Where Is The New Brooklyn?
The Brooklyn brand has become synonymous with coolness, creativity and authenticity so much so that cities as far-flung and diverse as Anchorage and Doha, Qatar have joined Philadelphia and Baltimore on the list of spots being called the New Brooklyn. Richard Florida, author of The Rise of the Creative Class, says that Brooklyn has become…

The Brooklyn brand has become synonymous with coolness, creativity and authenticity so much so that cities as far-flung and diverse as Anchorage and Doha, Qatar have joined Philadelphia and Baltimore on the list of spots being called the New Brooklyn. Richard Florida, author of The Rise of the Creative Class, says that Brooklyn has become synonymous with gentrification (but, don’t worry, it’s the good kind of gentrification, he says—different from, say, the mall-ification of Soho). Brooklyn may become a victim of its own success, though, warns The Times: Now even Manhattan is being called the New Brooklyn.
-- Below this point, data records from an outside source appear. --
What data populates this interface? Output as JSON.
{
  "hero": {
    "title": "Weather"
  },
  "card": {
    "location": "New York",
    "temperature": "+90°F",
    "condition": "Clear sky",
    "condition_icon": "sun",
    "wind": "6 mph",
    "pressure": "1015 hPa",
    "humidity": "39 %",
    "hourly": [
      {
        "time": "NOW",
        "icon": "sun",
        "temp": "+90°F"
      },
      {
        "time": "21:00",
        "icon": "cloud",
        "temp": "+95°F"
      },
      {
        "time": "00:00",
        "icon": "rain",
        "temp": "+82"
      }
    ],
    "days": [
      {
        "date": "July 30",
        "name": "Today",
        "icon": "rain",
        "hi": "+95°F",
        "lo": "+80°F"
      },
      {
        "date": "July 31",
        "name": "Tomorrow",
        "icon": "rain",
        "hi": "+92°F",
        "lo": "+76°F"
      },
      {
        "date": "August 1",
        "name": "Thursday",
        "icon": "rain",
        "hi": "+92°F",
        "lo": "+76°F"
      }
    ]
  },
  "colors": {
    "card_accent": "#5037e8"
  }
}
Where Is the New Brooklyn? [NY Times]
LOL…someone just gave me an article clipped from the dining out section of the NYT titled: “Now In brooklyn, the 19th century” (Feb 25) about old school food shops and at the end they refer to brooklyn as “The East Coast of Berkeley”
What a load of crap!!!!
“The New Brooklyn” reminds of Woodstock 99. People attempting to re-live what can only have been experienced at a spontaneous point in time. These things are not invented; they just happen, thus cannot be recreated. Anything else is just a poor facsimile. Call it the “New Philly” or anything else for that matter, but get your own identity.
The old Queens?
If Brooklyn is the new Bronx, then what the hell is Staten Island?
How dare you benson?!! Brooklyn is the New Bronx 🙂
“Inner suburb” is, to my mind, a very accurate description of Brooklyn. I lived in London for many years, and “inner suburb” was a term applied to underground zones beyond central London (zone 1), composed primarily of residential neighborhoods and a corresponding level of commerce.
The “Outer London” suburbs, beyond the scope of the underground, yet easily reached via rail, are more similar in spirit (commuter havens) to say, Westchester, Northern Jersey, Fairfield, or LI.
I hear that the Bronx is now the “old Brooklyn”.
“brooklyn = an urban suburb of nyc. I KNOW brooklyn is nyc but really, it’s not. ”
Rob, are you really this ignorant? Brooklyn is NOT a “suburb”. NYC is comprised of 5 boroughs. Brooklyn is one of them. Its pretty simple stuff, really.
What’s this Manhattan everyone is talking about?